Q1 | Median | Mean | Q3 | |
---|---|---|---|---|
ndcg_10 | 0.585 | 0.811 | 0.758 | 1.000 |
ndcg_100 | 0.528 | 0.754 | 0.722 | 0.966 |
P_k10 | 0.571 | 0.821 | 0.759 | 1.000 |
P_k100 | 0.482 | 0.736 | 0.703 | 0.972 |
ndcg_10 PV-DBOW (6) | NA | NA | 0.790 | NA |
Q1 | Median | Mean | Q3 | |
---|---|---|---|---|
ndcg_10 | 1.000 | 1.000 | 0.969 | 1.000 |
ndcg_100 | 0.956 | 1.000 | 0.942 | 1.000 |
P_k10 | 1.000 | 1.000 | 0.972 | 1.000 |
P_k100 | 0.954 | 1.000 | 0.937 | 1.000 |
P_k100 SHTTM (5) | NA | NA | 0.8151 | NA |
P_k100 VDSH (4) | NA | NA | 0.895 | NA |
Q1 | Median | Mean | Q3 | |
---|---|---|---|---|
ndcg_10 | 0.553 | 0.866 | 0.739 | 1.000 |
ndcg_100 | 0.325 | 0.507 | 0.522 | 0.720 |
P_k10 | 0.455 | 0.818 | 0.712 | 1.000 |
P_k100 | 0.257 | 0.436 | 0.470 | 0.663 |
P_k100 SHTTM (5) | NA | NA | 0.697 | NA |
P_k100 VDSH (4) | NA | NA | 0.433 | NA |
ndcg_10 PV-DBOW (6) | NA | NA | 0.750 | NA |
In practise it seams quite difficult to compare the results from other studies. This is due to the fact that the reproducibility of the experimental evaluations is limited, especially for the more complex text corpus RCV1-v2:
Summing the experimental results for RCV1-v2 and 20 newsgroup test corpora, it seems that an straight forward VSM approach (combined with an approximated nearest neighbour algorithm to speed up retrieval) is still competitive for similarity search.

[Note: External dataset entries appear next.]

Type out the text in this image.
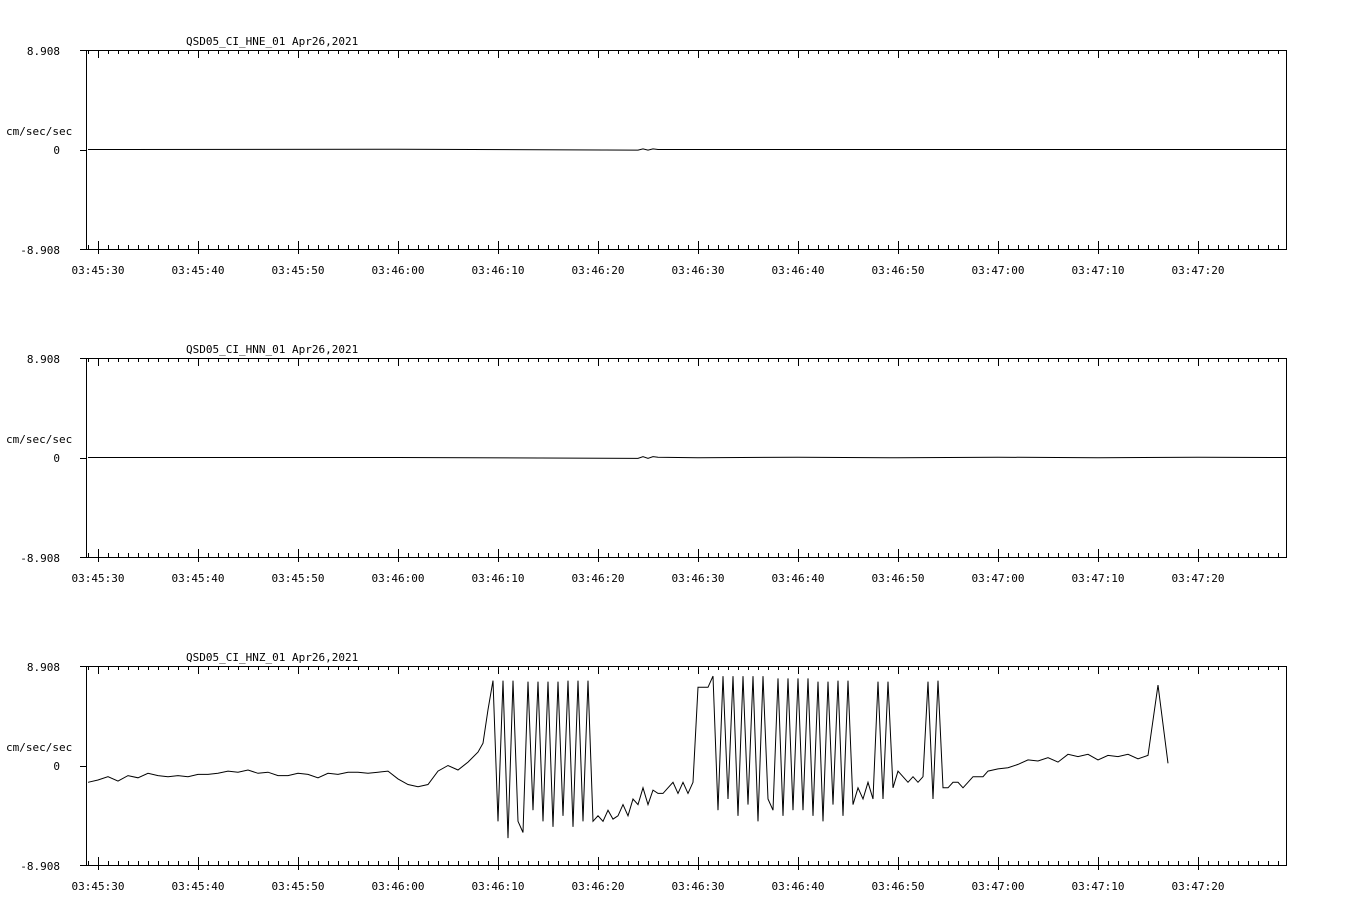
QSD05_CI_HNE_01 Apr26,2021
cm/sec/sec
8.908
0
-8.908
03:45:30	03:45:40	03:45:50	03:46:00	03:46:10	03:46:20	03:46:30	03:46:40	03:46:50	03:47:00	03:47:10	03:47:20
QSD05_CI_HNN_01 Apr26,2021
cm/sec/sec
8.908
0
-8.908
03:45:30	03:45:40	03:45:50	03:46:00	03:46:10	03:46:20	03:46:30	03:46:40	03:46:50	03:47:00	03:47:10	03:47:20
QSD05_CI_HNZ_01 Apr26,2021
cm/sec/sec
8.908
0
-8.908
03:45:30	03:45:40	03:45:50	03:46:00	03:46:10	03:46:20	03:46:30	03:46:40	03:46:50	03:47:00	03:47:10	03:47:20
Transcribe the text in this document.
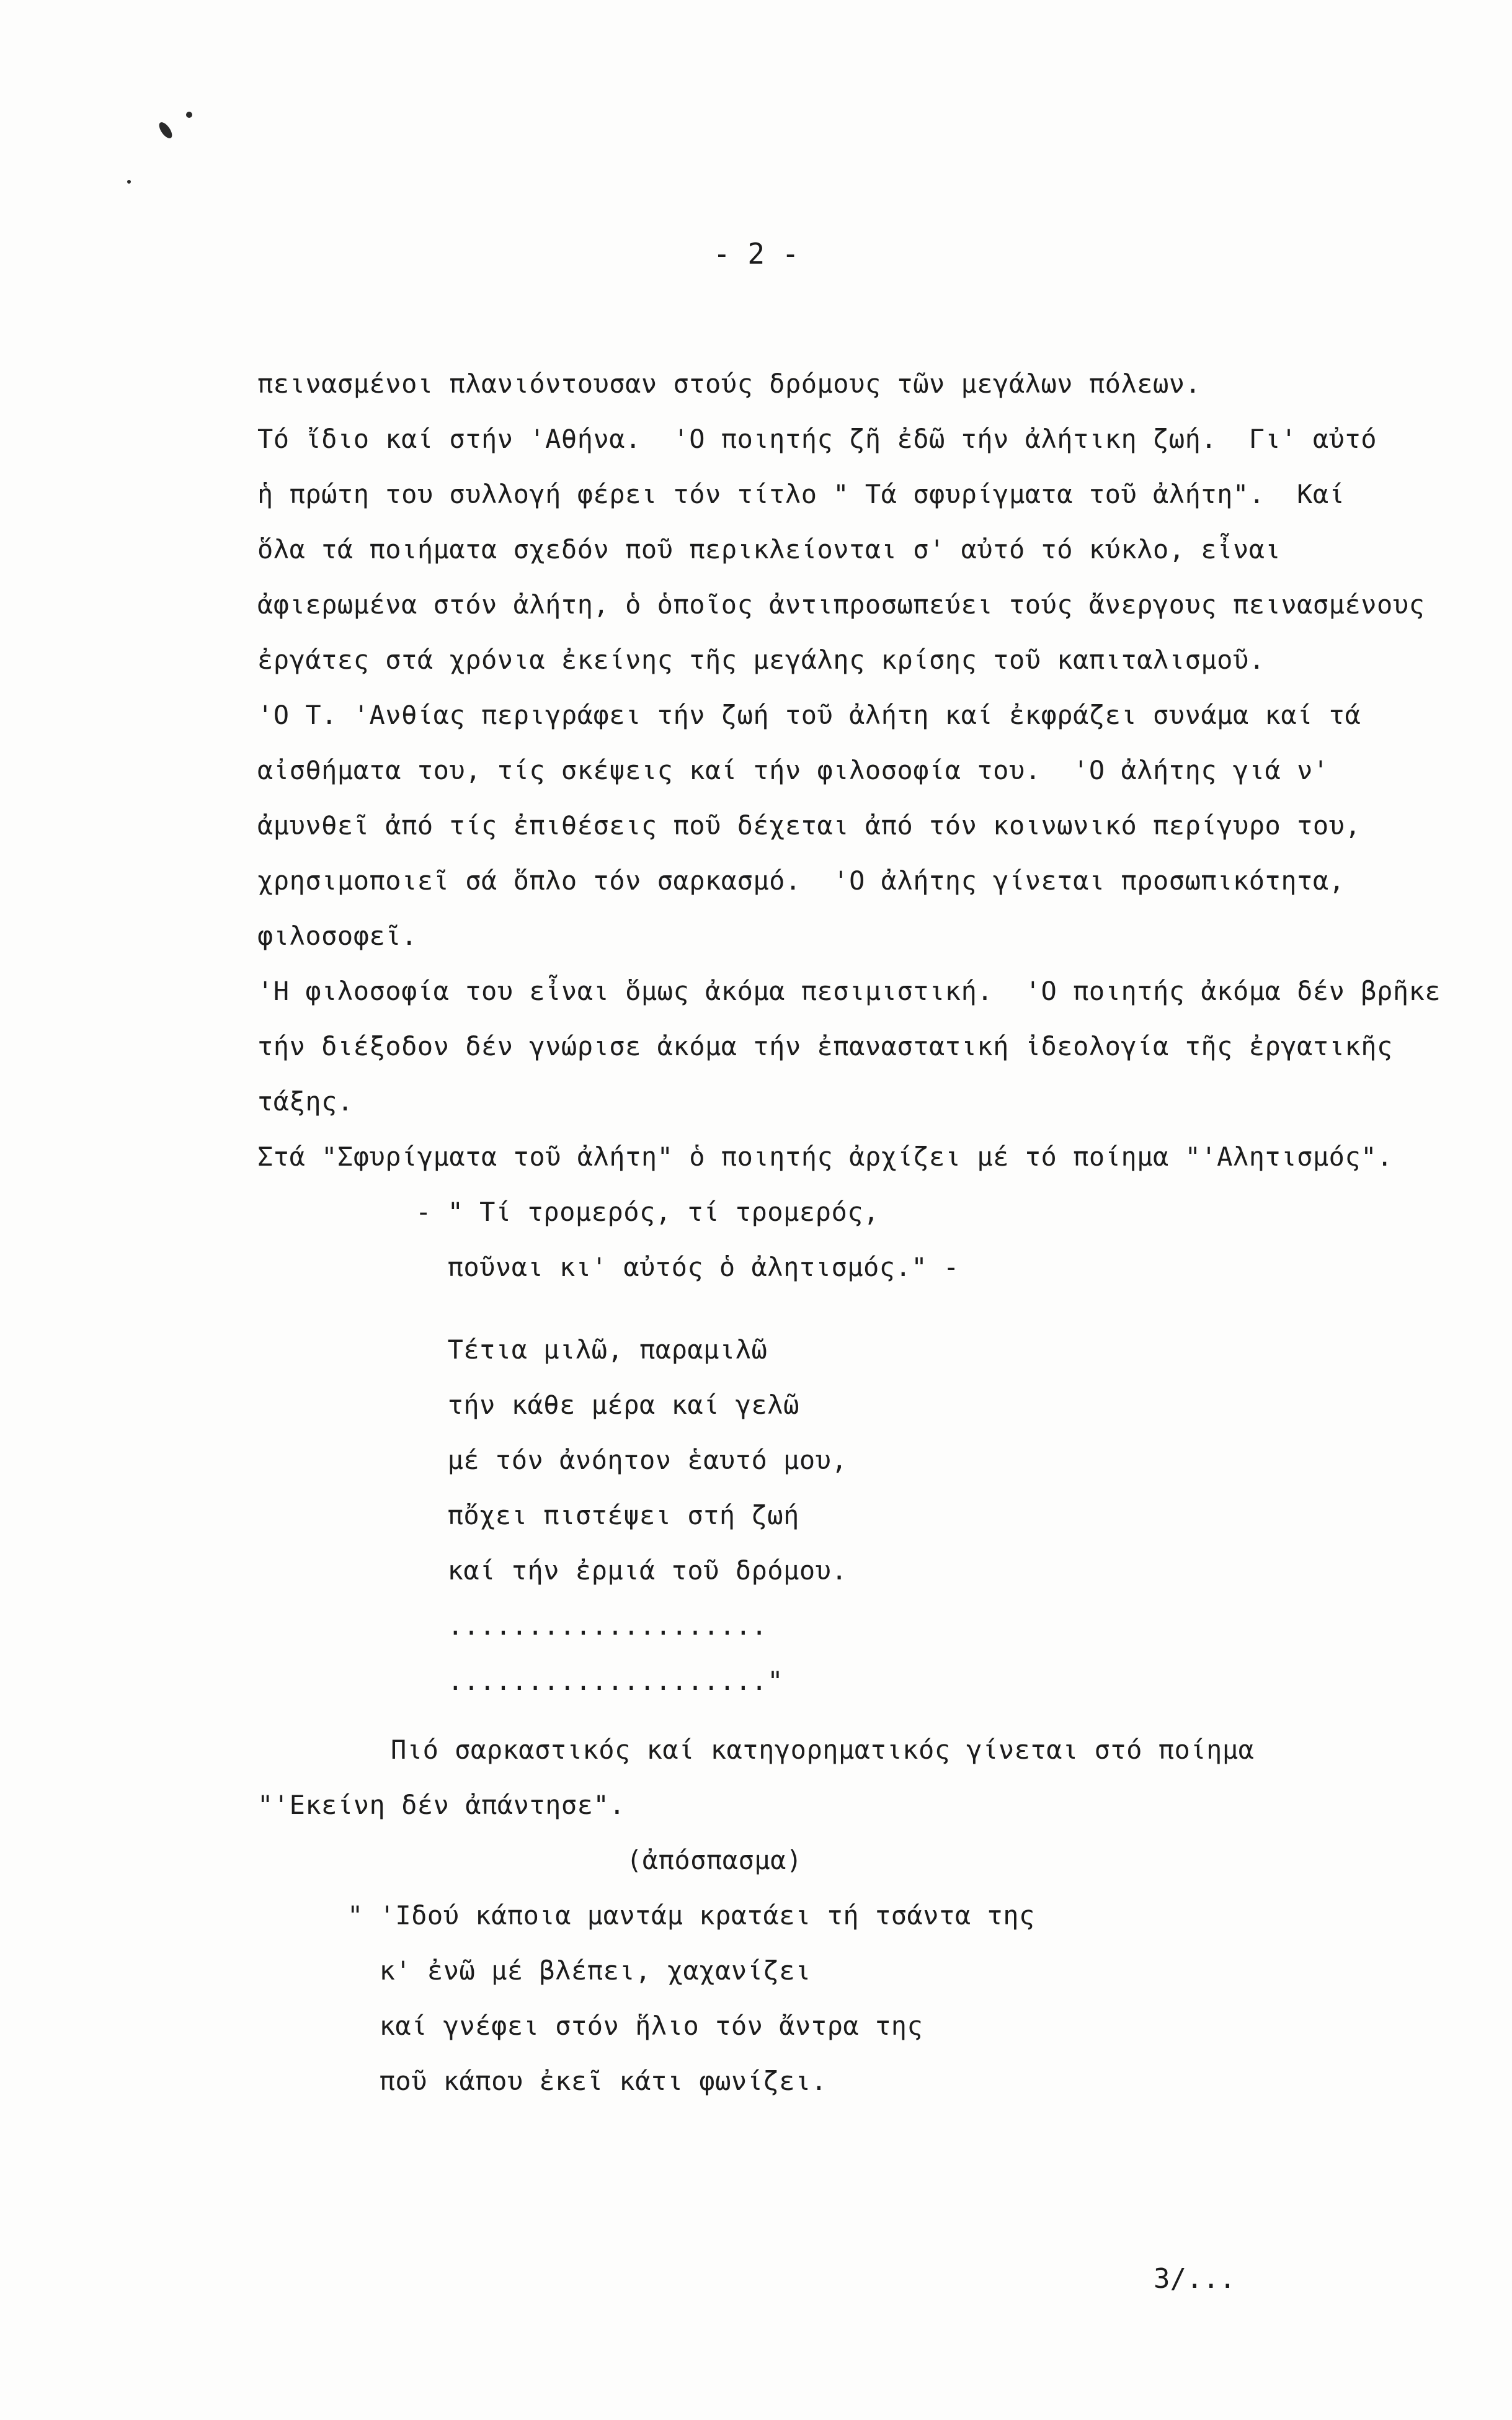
- 2 -
πεινασμένοι πλανιόντουσαν στούς δρόμους τῶν μεγάλων πόλεων.
Τό ἴδιο καί στήν 'Αθήνα.  'Ο ποιητής ζῆ ἐδῶ τήν ἀλήτικη ζωή.  Γι' αὐτό
ἡ πρώτη του συλλογή φέρει τόν τίτλο " Τά σφυρίγματα τοῦ ἀλήτη".  Καί
ὅλα τά ποιήματα σχεδόν ποῦ περικλείονται σ' αὐτό τό κύκλο, εἶναι
ἀφιερωμένα στόν ἀλήτη, ὁ ὁποῖος ἀντιπροσωπεύει τούς ἄνεργους πεινασμένους
ἐργάτες στά χρόνια ἐκείνης τῆς μεγάλης κρίσης τοῦ καπιταλισμοῦ.
'Ο Τ. 'Ανθίας περιγράφει τήν ζωή τοῦ ἀλήτη καί ἐκφράζει συνάμα καί τά
αἰσθήματα του, τίς σκέψεις καί τήν φιλοσοφία του.  'Ο ἀλήτης γιά ν'
ἀμυνθεῖ ἀπό τίς ἐπιθέσεις ποῦ δέχεται ἀπό τόν κοινωνικό περίγυρο του,
χρησιμοποιεῖ σά ὅπλο τόν σαρκασμό.  'Ο ἀλήτης γίνεται προσωπικότητα,
φιλοσοφεῖ.
'Η φιλοσοφία του εἶναι ὅμως ἀκόμα πεσιμιστική.  'Ο ποιητής ἀκόμα δέν βρῆκε
τήν διέξοδον δέν γνώρισε ἀκόμα τήν ἐπαναστατική ἰδεολογία τῆς ἐργατικῆς
τάξης.
Στά "Σφυρίγματα τοῦ ἀλήτη" ὁ ποιητής ἀρχίζει μέ τό ποίημα "'Αλητισμός".
- " Τί τρομερός, τί τρομερός,
ποῦναι κι' αὐτός ὁ ἀλητισμός." -
Τέτια μιλῶ, παραμιλῶ
τήν κάθε μέρα καί γελῶ
μέ τόν ἀνόητον ἑαυτό μου,
πὄχει πιστέψει στή ζωή
καί τήν ἐρμιά τοῦ δρόμου.
....................
...................."
Πιό σαρκαστικός καί κατηγορηματικός γίνεται στό ποίημα
"'Εκείνη δέν ἀπάντησε".
(ἀπόσπασμα)
" 'Ιδού κάποια μαντάμ κρατάει τή τσάντα της
κ' ἐνῶ μέ βλέπει, χαχανίζει
καί γνέφει στόν ἥλιο τόν ἄντρα της
ποῦ κάπου ἐκεῖ κάτι φωνίζει.
3/...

It seems to be quality wise comparable to deep learning frameworks. Naturally this is only a limited comparison and only reflects current (early 2019) results.
Bibliography
[1] Salakhutdinov, R., & Hinton, G. (2009). Semantic hashing. International Journal of Approximate Reasoning, 50(7), 969-978.
[4] Chaidaroon, Suthee and Fang, Yi, Variational Deep Semantic Hashing for Text Documents, SIGIR '17 Proceedings of the 40th International ACM SIGIR Conference on Research and Development in Information Retrieval
[5] Q Wang, D Zhang, L Si - Proceedings of the 36th international ACM, 2013 - dl.acm.org Semantic hashing using tags and topic modeling
[6] Doctoral dissertation, Karol Grzegorczyk, Vector representations of text data in deep learning, Kraków, 2018
[7] Järvelin, Kalervo and Kekäläinen, Jaana, Cumulated Gain-based Evaluation of IR Techniques, ACM Trans. Inf. Syst. 2002.